Reputation: 2751
I am processing some video with ffmpeg and then firing the video up to S3 with the aws_s3 gem. I use the following code:
S3Object.store("testme.mp4", open(file), 'blah', :access => :public_read)
Everything works great but with files of 1GB and over I receive the following error:
"Timeout::Error: execution expired".
This only happens after ffmpeg has processed the file however. If I send the file on its own, without processing, then everything is fine.

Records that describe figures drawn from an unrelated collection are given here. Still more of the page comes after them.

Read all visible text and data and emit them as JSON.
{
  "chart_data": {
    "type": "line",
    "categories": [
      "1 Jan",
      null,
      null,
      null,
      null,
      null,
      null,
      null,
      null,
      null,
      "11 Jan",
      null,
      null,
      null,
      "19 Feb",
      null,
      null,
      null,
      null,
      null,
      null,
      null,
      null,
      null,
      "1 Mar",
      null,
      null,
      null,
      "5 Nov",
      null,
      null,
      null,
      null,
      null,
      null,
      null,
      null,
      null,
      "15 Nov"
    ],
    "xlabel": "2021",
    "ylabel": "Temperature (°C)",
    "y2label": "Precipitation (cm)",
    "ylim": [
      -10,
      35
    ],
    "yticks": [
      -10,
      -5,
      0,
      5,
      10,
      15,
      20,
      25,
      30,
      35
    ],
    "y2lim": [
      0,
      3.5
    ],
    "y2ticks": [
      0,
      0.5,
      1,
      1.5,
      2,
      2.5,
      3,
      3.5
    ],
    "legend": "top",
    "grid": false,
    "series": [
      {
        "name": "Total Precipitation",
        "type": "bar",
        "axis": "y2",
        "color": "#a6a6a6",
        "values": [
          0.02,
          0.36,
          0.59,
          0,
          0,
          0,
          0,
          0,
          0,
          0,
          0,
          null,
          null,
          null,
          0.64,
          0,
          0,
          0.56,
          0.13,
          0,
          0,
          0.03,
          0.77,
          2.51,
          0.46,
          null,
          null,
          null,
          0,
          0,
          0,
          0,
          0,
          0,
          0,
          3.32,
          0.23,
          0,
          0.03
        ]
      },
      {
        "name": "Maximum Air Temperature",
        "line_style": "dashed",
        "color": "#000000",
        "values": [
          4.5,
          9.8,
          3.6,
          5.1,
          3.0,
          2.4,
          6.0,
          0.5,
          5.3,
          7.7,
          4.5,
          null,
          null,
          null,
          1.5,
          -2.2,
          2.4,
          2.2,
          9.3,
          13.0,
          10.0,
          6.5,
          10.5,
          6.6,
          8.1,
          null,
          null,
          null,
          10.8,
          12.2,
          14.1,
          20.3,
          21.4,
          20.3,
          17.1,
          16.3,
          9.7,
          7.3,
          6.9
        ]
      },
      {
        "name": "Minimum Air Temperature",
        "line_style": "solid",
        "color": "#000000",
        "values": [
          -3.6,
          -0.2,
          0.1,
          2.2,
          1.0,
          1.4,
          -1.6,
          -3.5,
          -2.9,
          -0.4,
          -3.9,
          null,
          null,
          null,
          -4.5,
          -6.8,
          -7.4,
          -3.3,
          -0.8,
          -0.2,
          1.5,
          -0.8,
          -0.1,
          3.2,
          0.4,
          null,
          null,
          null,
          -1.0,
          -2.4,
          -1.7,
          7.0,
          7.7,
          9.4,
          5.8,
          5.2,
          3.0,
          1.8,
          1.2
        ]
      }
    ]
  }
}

Has anyone come across a similar issue?
Thanks,
SLothistype
Upvotes: 1
Views: 1864
Reputation: 1444
The modern way to set the :http_read_timeout
is while initializing Aws::S3::Client
.
# https://docs.aws.amazon.com/sdk-for-ruby/v3/api/Aws/S3/Client.html#initialize-instance_method
s3_client = Aws::S3::Client.new(
region: region_name,
credentials: credentials,
http_read_timeout: 300,
)
# Instead of open(file) in code from the OP's code
File.open('/source/file/path', 'rb') do |file|
# https://docs.aws.amazon.com/sdk-for-ruby/v3/api/Aws/S3/Client.html#put_object-instance_method
s3_client.put_object(bucket: 'bucket-name', key: 'testme.mp4', body: file)
end
Upvotes: 0
Reputation: 5106
I have run into this problem, and unfortunately had to monkey patch the AWS::S3::Connection::create_connection method, so I could increase the read_timeout.
If you implement the method yourself, you would set
http.read_timeout = 300 # or something else higher
I originally found this from Pivotal Labs, Inc. They are pretty well respected and basically were saying "this is not a great solution, but the aws_s3 gem doesn't expose anything better."